Diabetes and Hypertension: Nationally, the median percentage of patients admitted to a home health agency for diabetes or hypertension is 10 percent. For about 500 agencies, that number is about 45 percent. For 7937 physicians, 29 percent or more referrals fell into this category compared to a national median of five percent. Some areas in the South have remarkably high rates of diabetes and when a small agency has gained the trust of an endocrinologist, the percentage of patients with Diabetes may be quite high. Admit the patients who are eligible and need care and document well.

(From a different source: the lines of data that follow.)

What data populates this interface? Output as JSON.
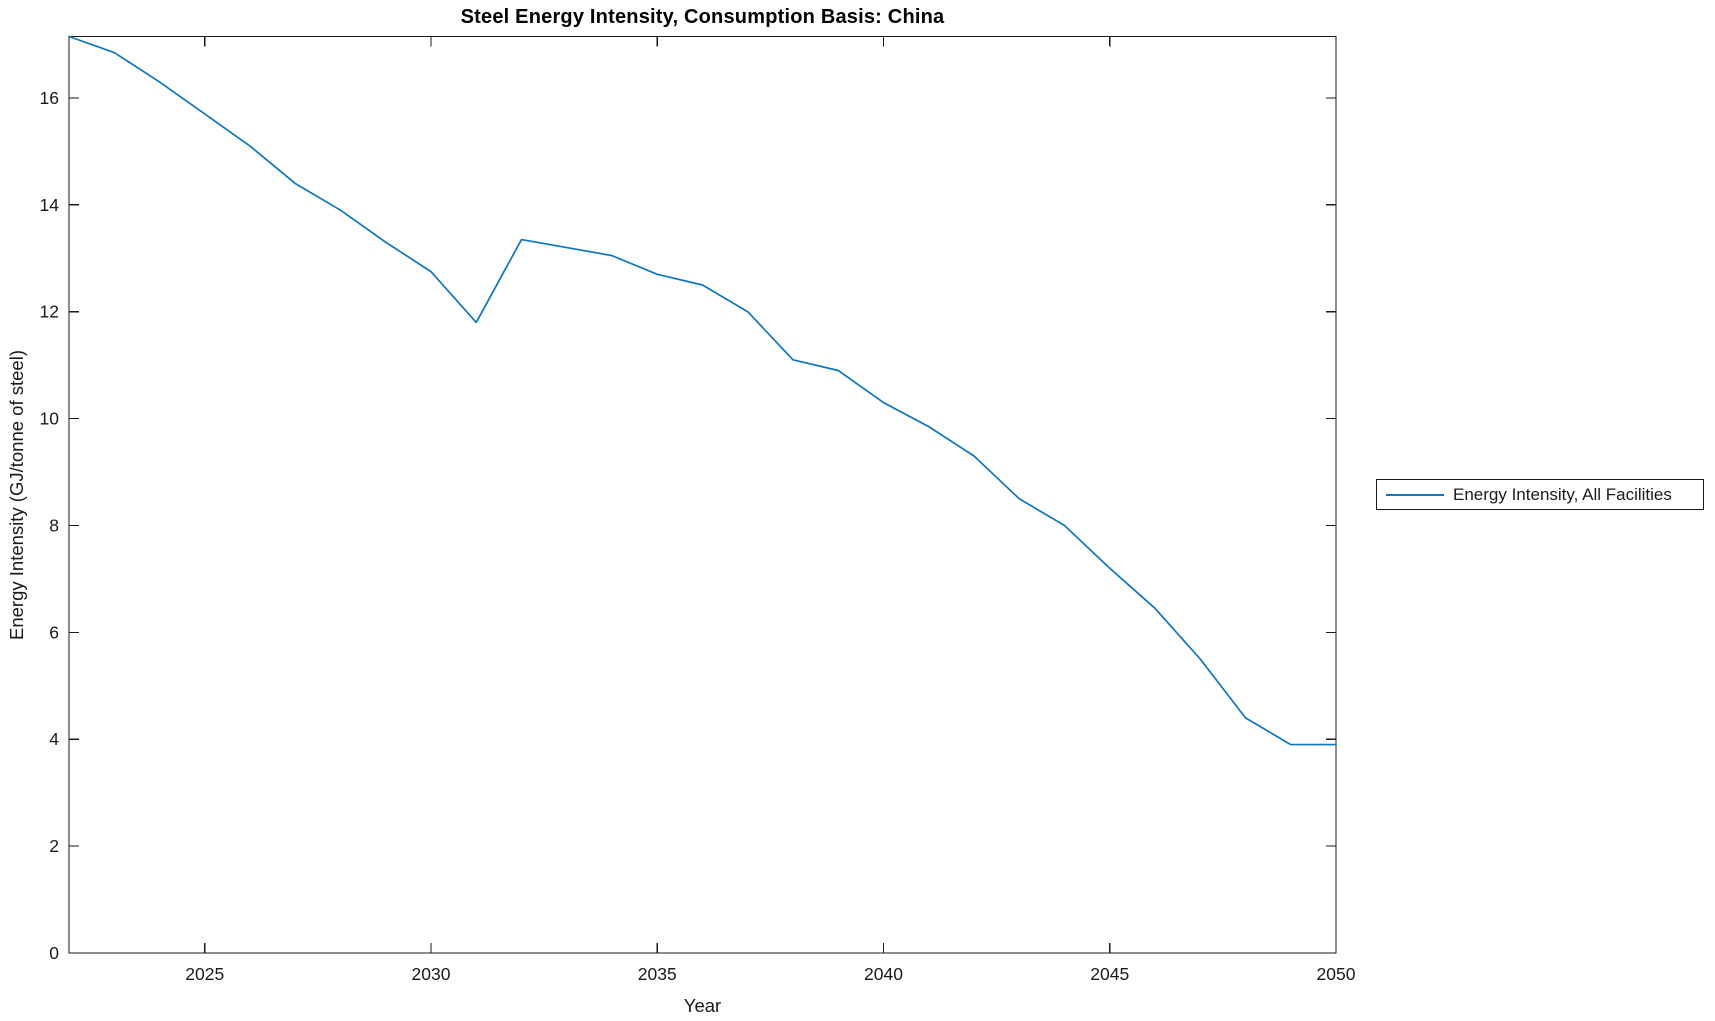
{
  "figure": {
    "title": "Steel Energy Intensity, Consumption Basis: China",
    "background_color": "#ffffff",
    "axis_color": "#1a1a1a",
    "line_color": "#0e76c0"
  },
  "legend": {
    "entries": [
      {
        "label": "Energy Intensity, All Facilities",
        "color": "#0e76c0"
      }
    ],
    "position": "right-outside",
    "border": true
  },
  "chart_data": {
    "type": "line",
    "title": "Steel Energy Intensity, Consumption Basis: China",
    "xlabel": "Year",
    "ylabel": "Energy Intensity (GJ/tonne of steel)",
    "x": [
      2022,
      2023,
      2024,
      2025,
      2026,
      2027,
      2028,
      2029,
      2030,
      2031,
      2032,
      2033,
      2034,
      2035,
      2036,
      2037,
      2038,
      2039,
      2040,
      2041,
      2042,
      2043,
      2044,
      2045,
      2046,
      2047,
      2048,
      2049,
      2050
    ],
    "series": [
      {
        "name": "Energy Intensity, All Facilities",
        "values": [
          17.15,
          16.85,
          16.3,
          15.7,
          15.1,
          14.4,
          13.9,
          13.3,
          12.75,
          11.8,
          13.35,
          13.2,
          13.05,
          12.7,
          12.5,
          12.0,
          11.1,
          10.9,
          10.3,
          9.85,
          9.3,
          8.5,
          8.0,
          7.2,
          6.45,
          5.5,
          4.4,
          3.9,
          3.9
        ]
      }
    ],
    "xlim": [
      2022,
      2050
    ],
    "ylim": [
      0,
      17.15
    ],
    "xticks": [
      2025,
      2030,
      2035,
      2040,
      2045,
      2050
    ],
    "yticks": [
      0,
      2,
      4,
      6,
      8,
      10,
      12,
      14,
      16
    ],
    "grid": false,
    "box": true,
    "tick_direction": "in",
    "legend_position": "right-outside"
  }
}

Multiple Agencies: 770 agencies and 7500 physicians were associated with beneficiaries who had claims billed from multiple agencies over the course of two years. For the home health agencies, about 26 percent of their patients fit this description compared to the national median of six percent. For the physicians, the national median was 0 percent and the outliers came in at 14 percent. This occurs when recruiters or owners of multiple agencies transfer beneficiaries to avoid scrutiny or to meet their own financial needs.

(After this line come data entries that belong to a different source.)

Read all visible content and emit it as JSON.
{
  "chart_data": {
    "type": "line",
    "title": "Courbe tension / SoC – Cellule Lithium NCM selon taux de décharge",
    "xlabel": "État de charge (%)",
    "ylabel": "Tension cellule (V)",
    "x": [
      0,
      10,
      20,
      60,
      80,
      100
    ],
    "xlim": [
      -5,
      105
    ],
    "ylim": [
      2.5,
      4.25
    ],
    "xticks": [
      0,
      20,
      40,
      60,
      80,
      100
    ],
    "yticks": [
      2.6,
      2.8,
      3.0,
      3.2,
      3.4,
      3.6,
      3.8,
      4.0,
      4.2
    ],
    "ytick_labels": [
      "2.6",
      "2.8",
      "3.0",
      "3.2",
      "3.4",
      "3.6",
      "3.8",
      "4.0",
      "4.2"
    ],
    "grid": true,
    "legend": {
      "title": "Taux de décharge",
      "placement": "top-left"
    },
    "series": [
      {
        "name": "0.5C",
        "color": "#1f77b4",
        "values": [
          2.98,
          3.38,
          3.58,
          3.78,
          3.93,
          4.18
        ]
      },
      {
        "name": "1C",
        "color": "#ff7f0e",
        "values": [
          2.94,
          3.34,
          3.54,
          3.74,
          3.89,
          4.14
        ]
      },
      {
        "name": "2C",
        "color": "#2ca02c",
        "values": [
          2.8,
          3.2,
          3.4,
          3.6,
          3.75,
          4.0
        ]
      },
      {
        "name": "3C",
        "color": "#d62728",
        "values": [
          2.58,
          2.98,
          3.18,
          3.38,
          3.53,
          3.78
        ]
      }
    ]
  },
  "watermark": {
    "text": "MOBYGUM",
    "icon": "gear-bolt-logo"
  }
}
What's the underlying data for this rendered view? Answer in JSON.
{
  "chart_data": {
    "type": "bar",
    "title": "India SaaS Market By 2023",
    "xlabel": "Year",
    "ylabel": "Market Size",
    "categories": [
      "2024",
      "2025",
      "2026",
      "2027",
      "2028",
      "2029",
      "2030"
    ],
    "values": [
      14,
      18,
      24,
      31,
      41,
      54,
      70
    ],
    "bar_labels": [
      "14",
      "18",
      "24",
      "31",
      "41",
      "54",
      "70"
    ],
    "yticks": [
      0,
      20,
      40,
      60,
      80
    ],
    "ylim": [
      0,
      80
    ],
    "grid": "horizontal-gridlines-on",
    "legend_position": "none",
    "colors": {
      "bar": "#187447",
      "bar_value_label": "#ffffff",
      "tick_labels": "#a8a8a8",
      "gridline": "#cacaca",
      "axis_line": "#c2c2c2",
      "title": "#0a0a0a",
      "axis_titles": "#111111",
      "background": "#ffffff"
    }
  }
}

Multiple Admissions: 778 HHAs and 3,822 physicians had or referred patients with a disproportionate number of readmissions for patients. For these outlier agencies and physicians, about 20 percent of their patients had multiple admissions in a short period of time compared to 6 percent of home health agencies and 4 percent of physicians. According to their report:
Past OIG fraud investigations have uncovered incidents in which HHAs provided—and physicians supervised—unnecessary care over a long period of time and tried to conceal the duration of that care by periodically discharging and re-enrolling their beneficiaries.
Fraud Hotspots
Now that the OIG has disclosed what they will be looking for, it helps to know where they will be looking. Twenty-seven fraud hotspots in 12 states were identified in the OIG report based on the following criteria:
- outliers on 2 or more measures,
- areas with 10 or more HHAs that were outliers on 2 or more measures, or
- areas with 50 or more physicians that were outliers on 2 or more measures.

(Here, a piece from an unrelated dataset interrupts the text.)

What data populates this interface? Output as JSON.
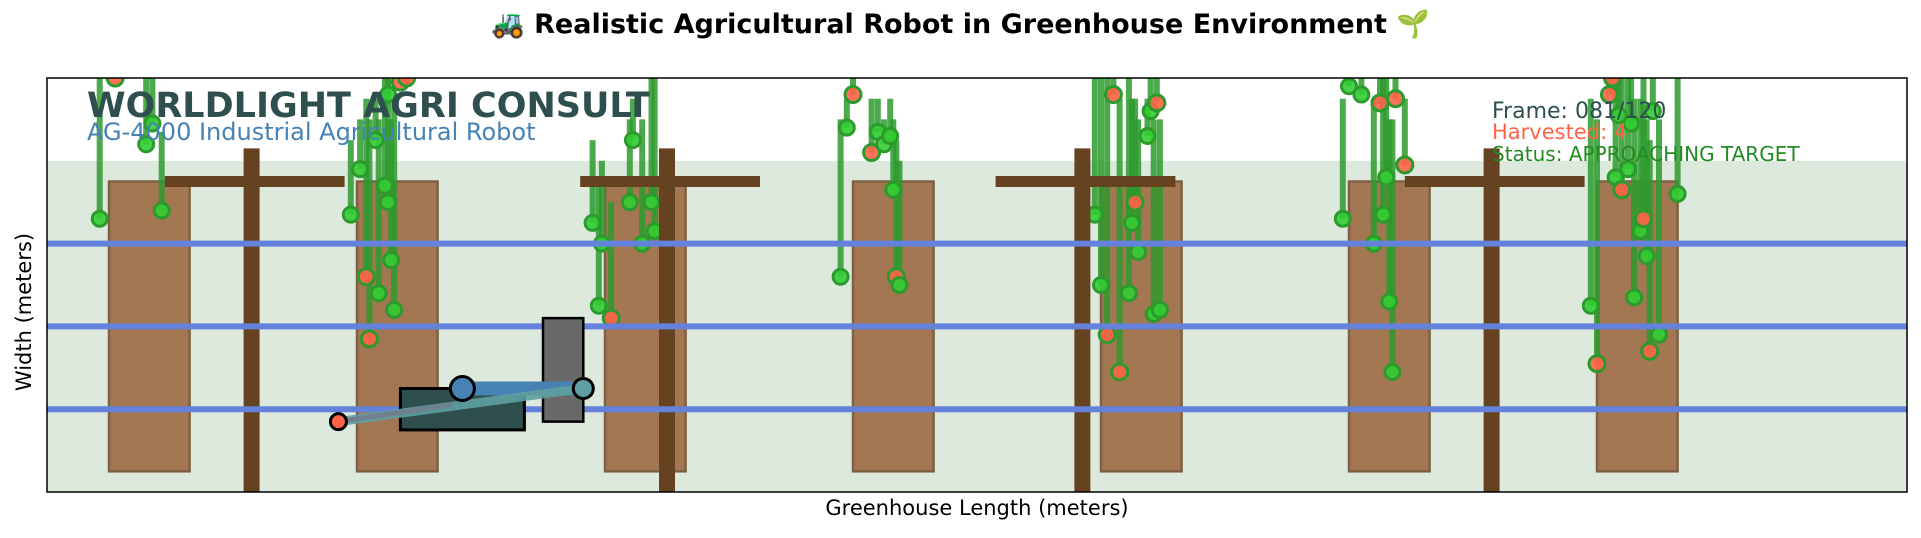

Several of the identified hotspots met more than one criteria. Miami, FL and Detroit, MI met all three criteria. The combined spending for Medicare Home Health in the 27 hot spots represented 37 percent of home health expenditures nationally. Note that the OIG has not promised to limit scrutiny to these 27 areas so don’t relax if you live in Montana or Maine.
The 12 states are:
- Arizona
- California
- Florida
- Illinois
- Louisiana
- Michigan
- Nevada
- New York
- Oklahoma
- Pennsylvania
- Texas
- Utah
If you live in one of these hotspots or if your agency meets any of the five areas considered by the OIG to be characteristic of fraud, it may be time to take a closer look at your Corporate Compliance Plan which should include a clinical record review. Call if you don’t have one – we can help. Or, if you believe you cannot afford us, google model compliance plan for home health (if the link doesn’t work). There is nothing complicated or difficult about a compliance plan. The only time it gets hard is when an agency has to make hard decisions based upon the information gathered from the plan’s activities.
Keep in mind we know many agencies that have cleaned up after a period where things got out of control usually because leadership became complacent and quit looking. We also work with agencies who have signed Corporate Integrity Agreements with the OIG. Compared to Integrity Agreements, compliance plans are a piece of cake.